According to the Federal Judiciary Center, Court of International Trade judges receive the same salary as district court judges.

==Non Article III judges==

===Magistrate judges===
Since 1988, the salary of magistrate judges is set by the Judicial Conference of the United States, but may not exceed 92 percent of the salary of district court judges.

===Bankruptcy judges===
Since 1988, bankruptcy judges receive compensation equal to 92 percent of the salary of district judges.

===Administrative Law Judges===
United States Administrative Law Judges (U.S. ALJs) are individuals appointed under 5 U.S.C. 3105 for administrative proceedings conducted in accordance with 5 U.S.C. 556 and 557. ALJs are paid under 5 U.S.C. 5372.

The ALJ pay system has three levels of basic pay: AL-1, AL-2, and AL-3. The base pay for each step varies according to the location of the position. The rate of basic pay for AL-3, rate A, may not be less than 65 percent of the rate of basic pay for level IV of the Executive Schedule. The rate of basic pay for AL-1 may not exceed the rate for level IV of the Executive Schedule.

ALJs also receive locality payments under 5 U.S.C. 5304. Locality rates for ALJs may not exceed the rate for level III of the Executive Schedule.

An ALJ who is appointed and placed in level AL-3 must be paid at the minimum rate A, unless the ALJ is eligible for a higher rate because of prior service or superior qualifications. Level AL-3 has 5 rates and it takes a total of 7 years to advanced from ALJ-3A to ALJ-3F.

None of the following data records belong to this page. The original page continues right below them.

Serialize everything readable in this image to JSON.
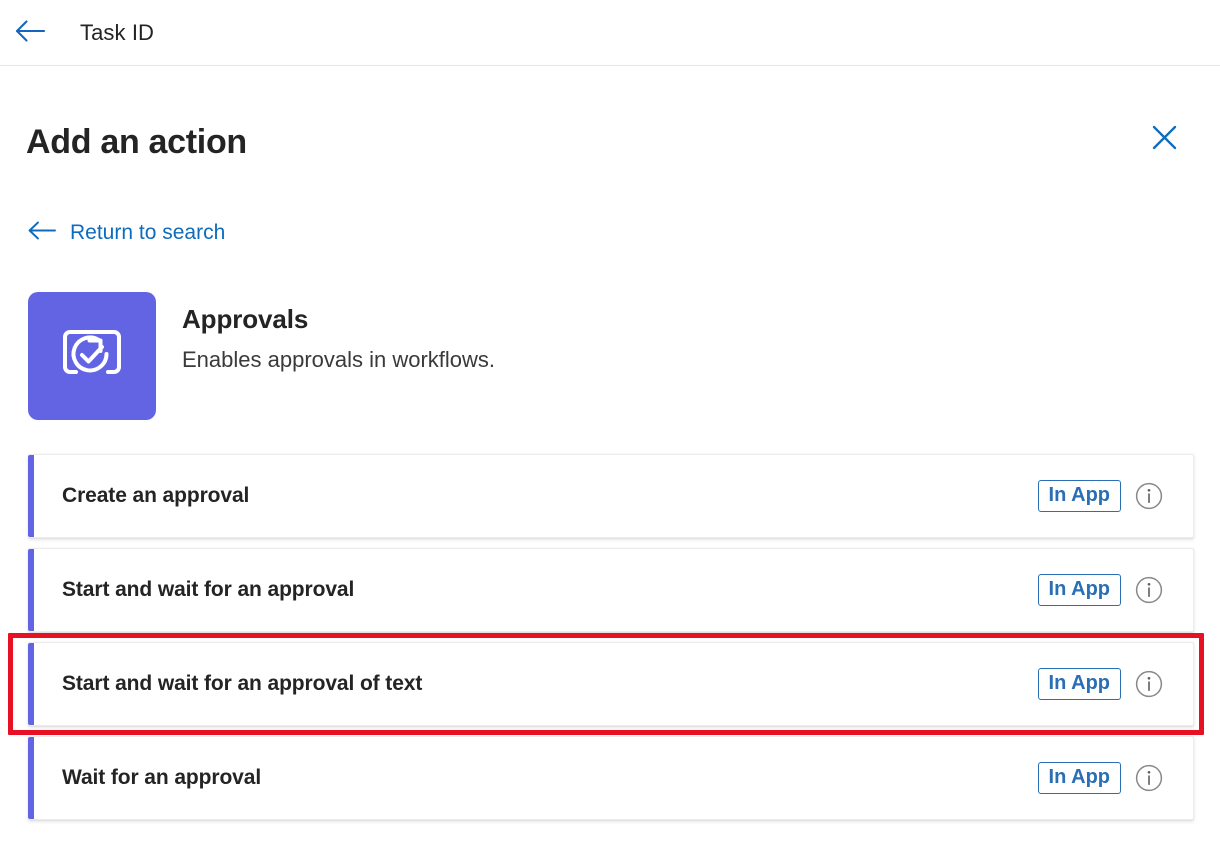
{
  "topbar": {
    "back_icon": "arrow-left-icon",
    "title": "Task ID"
  },
  "panel": {
    "title": "Add an action",
    "close_icon": "close-icon",
    "return_link": {
      "icon": "arrow-left-icon",
      "label": "Return to search"
    }
  },
  "connector": {
    "logo_icon": "approvals-icon",
    "logo_color": "#6264e3",
    "name": "Approvals",
    "description": "Enables approvals in workflows."
  },
  "actions": [
    {
      "label": "Create an approval",
      "badge": "In App",
      "info_icon": "info-circle-icon",
      "highlighted": false
    },
    {
      "label": "Start and wait for an approval",
      "badge": "In App",
      "info_icon": "info-circle-icon",
      "highlighted": false
    },
    {
      "label": "Start and wait for an approval of text",
      "badge": "In App",
      "info_icon": "info-circle-icon",
      "highlighted": true
    },
    {
      "label": "Wait for an approval",
      "badge": "In App",
      "info_icon": "info-circle-icon",
      "highlighted": false
    }
  ],
  "colors": {
    "accent_purple": "#6264e3",
    "link_blue": "#0f6cbd",
    "badge_blue": "#2a6fb5",
    "highlight_red": "#e81123",
    "text_primary": "#242424"
  }
}
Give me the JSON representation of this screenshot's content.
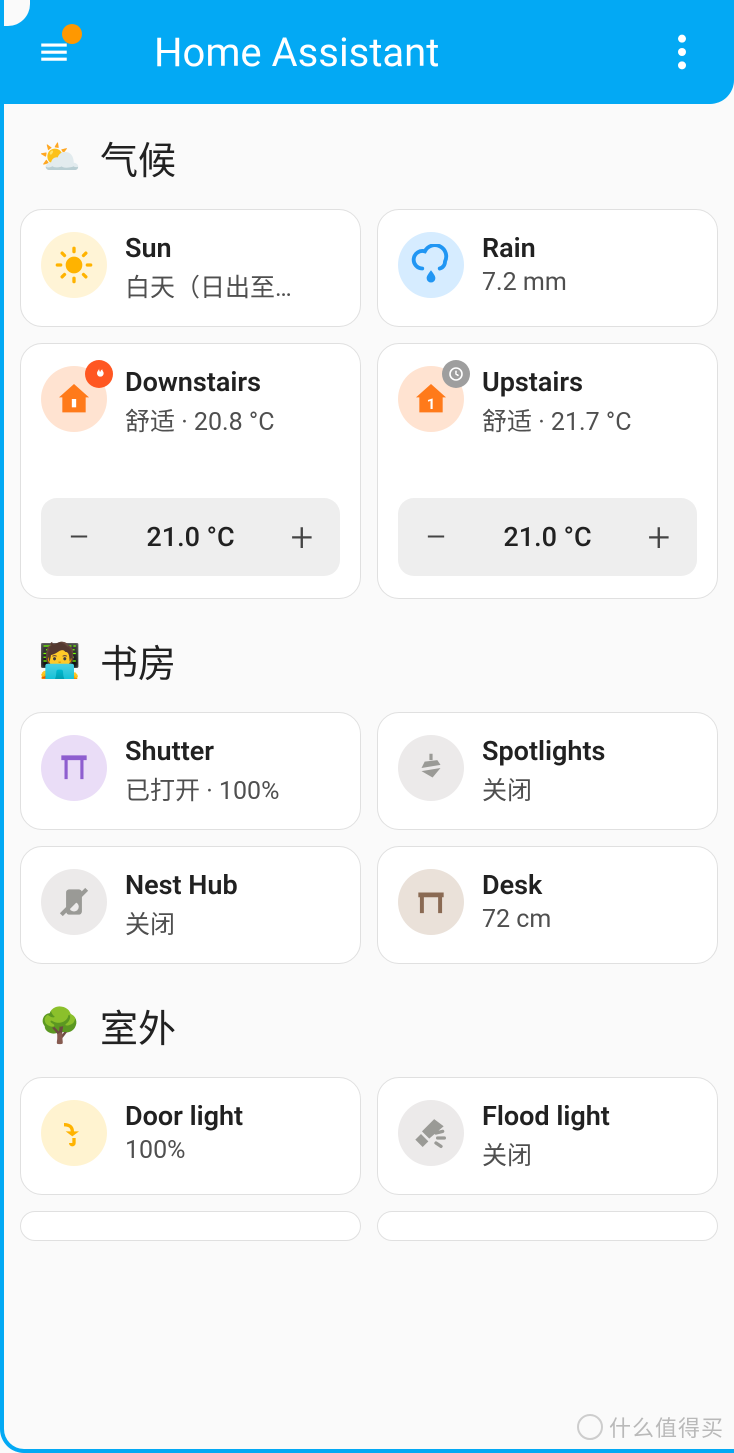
{
  "app": {
    "title": "Home Assistant"
  },
  "sections": {
    "climate": {
      "title": "气候",
      "sun": {
        "name": "Sun",
        "status": "白天（日出至…"
      },
      "rain": {
        "name": "Rain",
        "status": "7.2 mm"
      },
      "downstairs": {
        "name": "Downstairs",
        "status": "舒适 · 20.8 °C",
        "setpoint": "21.0 °C"
      },
      "upstairs": {
        "name": "Upstairs",
        "status": "舒适 · 21.7 °C",
        "setpoint": "21.0 °C"
      }
    },
    "study": {
      "title": "书房",
      "shutter": {
        "name": "Shutter",
        "status": "已打开 · 100%"
      },
      "spotlights": {
        "name": "Spotlights",
        "status": "关闭"
      },
      "nesthub": {
        "name": "Nest Hub",
        "status": "关闭"
      },
      "desk": {
        "name": "Desk",
        "status": "72 cm"
      }
    },
    "outdoor": {
      "title": "室外",
      "doorlight": {
        "name": "Door light",
        "status": "100%"
      },
      "floodlight": {
        "name": "Flood light",
        "status": "关闭"
      }
    }
  },
  "watermark": "什么值得买"
}
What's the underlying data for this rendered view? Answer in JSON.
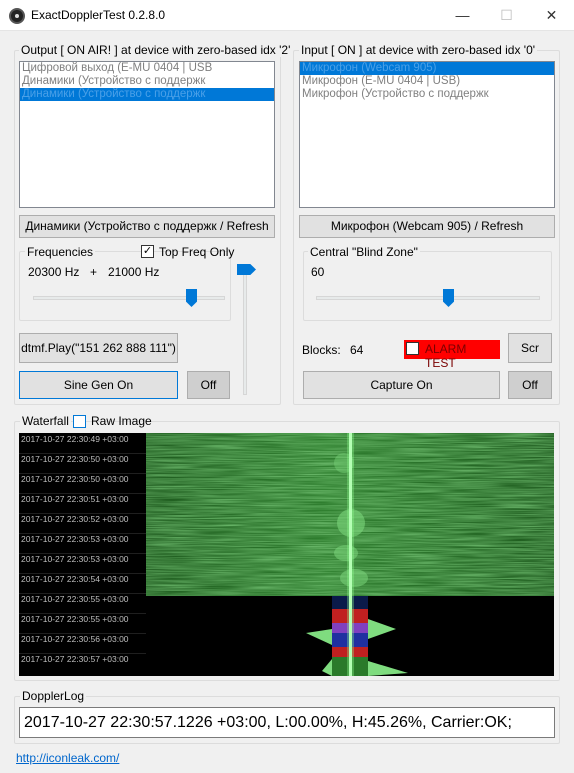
{
  "window": {
    "title": "ExactDopplerTest 0.2.8.0",
    "minimize_glyph": "—",
    "maximize_glyph": "☐",
    "close_glyph": "✕"
  },
  "output": {
    "group_label": "Output [ ON AIR! ] at device with zero-based idx '2'",
    "devices": [
      "Цифровой выход (E-MU 0404 | USB",
      "Динамики (Устройство с поддержк",
      "Динамики (Устройство с поддержк"
    ],
    "selected_index": 2,
    "refresh_button": "Динамики (Устройство с поддержк / Refresh"
  },
  "input": {
    "group_label": "Input [ ON ] at device with zero-based idx '0'",
    "devices": [
      "Микрофон (Webcam 905)",
      "Микрофон (E-MU 0404 | USB)",
      "Микрофон (Устройство с поддержк"
    ],
    "selected_index": 0,
    "refresh_button": "Микрофон (Webcam 905) / Refresh"
  },
  "frequencies": {
    "group_label": "Frequencies",
    "top_freq_only_label": "Top Freq Only",
    "top_freq_only_checked": true,
    "freq1": "20300 Hz",
    "plus": "+",
    "freq2": "21000 Hz",
    "slider_fraction": 0.86,
    "vertical_slider_fraction": 1.0
  },
  "blind_zone": {
    "group_label": "Central \"Blind Zone\"",
    "value": "60",
    "slider_fraction": 0.6
  },
  "dtmf_button": "dtmf.Play(\"151 262 888 111\")",
  "sine_gen_button": "Sine Gen On",
  "sine_off_button": "Off",
  "blocks_label": "Blocks:",
  "blocks_value": "64",
  "alarm_test_label": "ALARM TEST",
  "alarm_color": "#ff0000",
  "scr_button": "Scr",
  "capture_button": "Capture On",
  "capture_off_button": "Off",
  "waterfall": {
    "group_label": "Waterfall",
    "raw_image_label": "Raw Image",
    "raw_image_checked": false,
    "timestamps": [
      "2017-10-27 22:30:49 +03:00",
      "2017-10-27 22:30:50 +03:00",
      "2017-10-27 22:30:50 +03:00",
      "2017-10-27 22:30:51 +03:00",
      "2017-10-27 22:30:52 +03:00",
      "2017-10-27 22:30:53 +03:00",
      "2017-10-27 22:30:53 +03:00",
      "2017-10-27 22:30:54 +03:00",
      "2017-10-27 22:30:55 +03:00",
      "2017-10-27 22:30:55 +03:00",
      "2017-10-27 22:30:56 +03:00",
      "2017-10-27 22:30:57 +03:00"
    ]
  },
  "doppler_log": {
    "group_label": "DopplerLog",
    "text": "2017-10-27 22:30:57.1226 +03:00, L:00.00%, H:45.26%, Carrier:OK;"
  },
  "link_text": "http://iconleak.com/"
}
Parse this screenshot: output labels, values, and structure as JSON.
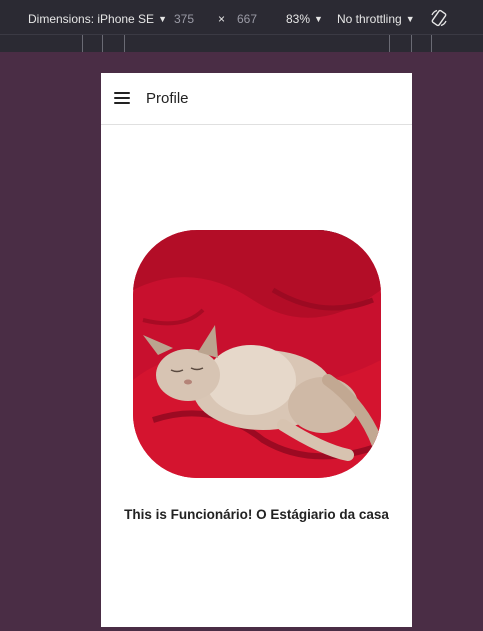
{
  "devtools": {
    "dimensions_label": "Dimensions: iPhone SE",
    "width": "375",
    "times": "×",
    "height": "667",
    "zoom": "83%",
    "throttling": "No throttling",
    "rotate_icon": "rotate-device-icon"
  },
  "app": {
    "menu_icon": "hamburger-menu-icon",
    "title": "Profile",
    "caption": "This is Funcionário! O Estágiario da casa"
  },
  "colors": {
    "background": "#4a2d45",
    "toolbar": "#2b2a33",
    "blanket_red": "#c8102e",
    "cat_fur": "#d9c6b5"
  }
}
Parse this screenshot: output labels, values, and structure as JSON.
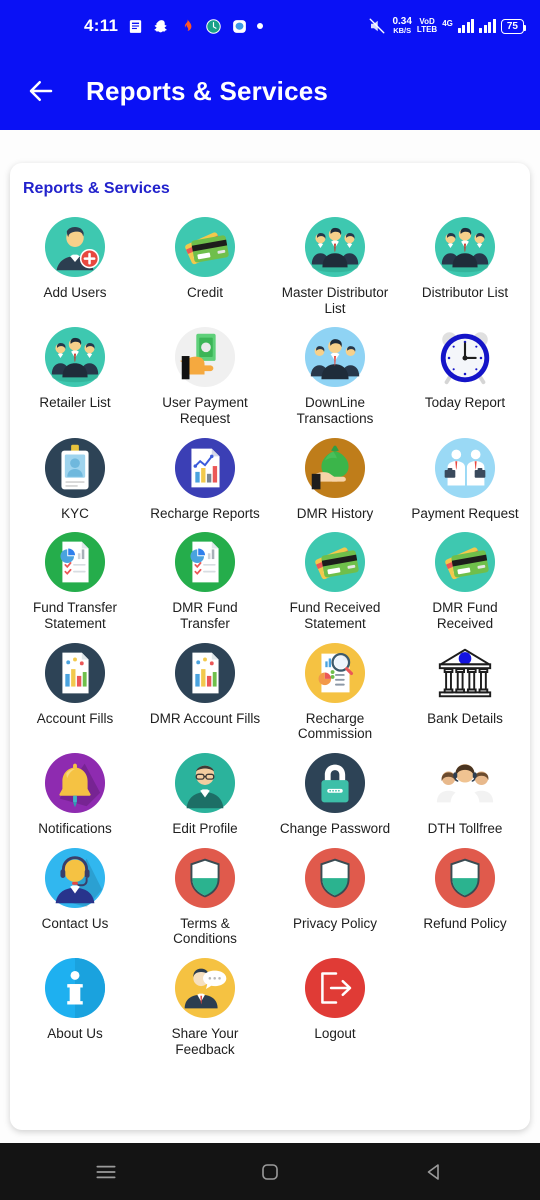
{
  "statusbar": {
    "time": "4:11",
    "icons": [
      "news-icon",
      "snapchat-icon",
      "flame-icon",
      "clock-badge-icon",
      "messenger-icon",
      "dot-icon"
    ],
    "net_speed_value": "0.34",
    "net_speed_unit": "KB/S",
    "volte_line1": "VoD",
    "volte_line2": "LTEB",
    "network_type": "4G",
    "battery": "75"
  },
  "appbar": {
    "back_icon": "arrow-left-icon",
    "title": "Reports & Services"
  },
  "card": {
    "section_title": "Reports & Services",
    "items": [
      {
        "label": "Add Users",
        "icon": "add-user-icon"
      },
      {
        "label": "Credit",
        "icon": "credit-card-icon"
      },
      {
        "label": "Master Distributor List",
        "icon": "people-group-icon"
      },
      {
        "label": "Distributor List",
        "icon": "people-group-icon"
      },
      {
        "label": "Retailer List",
        "icon": "people-group-icon"
      },
      {
        "label": "User Payment Request",
        "icon": "hand-cash-icon"
      },
      {
        "label": "DownLine Transactions",
        "icon": "people-blue-icon"
      },
      {
        "label": "Today Report",
        "icon": "alarm-clock-icon"
      },
      {
        "label": "KYC",
        "icon": "id-card-icon"
      },
      {
        "label": "Recharge Reports",
        "icon": "report-chart-icon"
      },
      {
        "label": "DMR History",
        "icon": "hand-money-bag-icon"
      },
      {
        "label": "Payment Request",
        "icon": "businessmen-icon"
      },
      {
        "label": "Fund Transfer Statement",
        "icon": "document-check-icon"
      },
      {
        "label": "DMR Fund Transfer",
        "icon": "document-check-icon"
      },
      {
        "label": "Fund Received Statement",
        "icon": "credit-card-icon"
      },
      {
        "label": "DMR Fund Received",
        "icon": "credit-card-icon"
      },
      {
        "label": "Account Fills",
        "icon": "bar-chart-doc-icon"
      },
      {
        "label": "DMR Account Fills",
        "icon": "bar-chart-doc-icon"
      },
      {
        "label": "Recharge Commission",
        "icon": "magnifier-report-icon"
      },
      {
        "label": "Bank Details",
        "icon": "bank-icon"
      },
      {
        "label": "Notifications",
        "icon": "bell-icon"
      },
      {
        "label": "Edit Profile",
        "icon": "profile-edit-icon"
      },
      {
        "label": "Change Password",
        "icon": "lock-icon"
      },
      {
        "label": "DTH Tollfree",
        "icon": "support-team-icon"
      },
      {
        "label": "Contact Us",
        "icon": "headset-agent-icon"
      },
      {
        "label": "Terms & Conditions",
        "icon": "shield-icon"
      },
      {
        "label": "Privacy Policy",
        "icon": "shield-icon"
      },
      {
        "label": "Refund Policy",
        "icon": "shield-icon"
      },
      {
        "label": "About Us",
        "icon": "info-icon"
      },
      {
        "label": "Share Your Feedback",
        "icon": "feedback-icon"
      },
      {
        "label": "Logout",
        "icon": "logout-icon"
      }
    ]
  },
  "navbar": {
    "recents_icon": "menu-icon",
    "home_icon": "home-square-icon",
    "back_icon": "back-triangle-icon"
  },
  "colors": {
    "brand_blue": "#0a11f5",
    "title_blue": "#2222cc",
    "teal": "#3ec8b0",
    "green": "#25ad4b",
    "dark_navy": "#2d4356",
    "purple": "#8e2bb0",
    "red": "#e05a4c",
    "orange": "#f5c242",
    "sky": "#29b6f6",
    "brown": "#bf7d1a",
    "indigo": "#3b3fb5"
  }
}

As of 2022, the pay for ALJ-3, including locality adjustments, ranges from $136,651.00 per year to $187,300.00 depending on the particular locality and advancement from rate A to F. As of 2022, pay for ALJ-2 and ALJ-1 is capped at $187,300.00 based on salary compression caused by salary caps based on the Executive Schedule.

===Tax Court judges===
Judges of the Tax Court receive the same compensation as district court judges.

===Court of Federal Claims judges===
Since 1988, judges of the Court of Federal Claims receive the same compensation as district court judges.

===Court of Appeals for the Armed Forces===
Judges of the Court of Appeals for the Armed Forces receive the same compensation as judges of the circuit courts of appeals.

===Court of Appeals for Veterans Claims===
Judges of the Court of Appeals for Veterans Claims receive the same compensation as district court judges.

==Territorial judges==
Territorial Courts are created under Article IV and exist in U.S. Territories. Only three currently exist. Compensation is fixed at the rate of regular district court judges.

==Hybrid courts and others==

===United States Commerce Court===
The United States Commerce Court sat from 1910 to 1913. It had a staggered and limited-term membership, but consisted of Article III Appellate Court judges that would be at-large judges when not on the Court.

===United States Court of Claims===
The United States Court of Claims was a court that served from 1855 to 1982. It existed as both an Article I and Article III court (after 1953).

===Court of Customs and Patent Appeals===
The Court of Customs and Patent Appeals was a court sitting from 1909 to 1982. Its treatment as an Article I or Article III court is ambiguous; it was originally ruled an Article I court, however it was later ruled an Article III court after Congress amended the law creating it.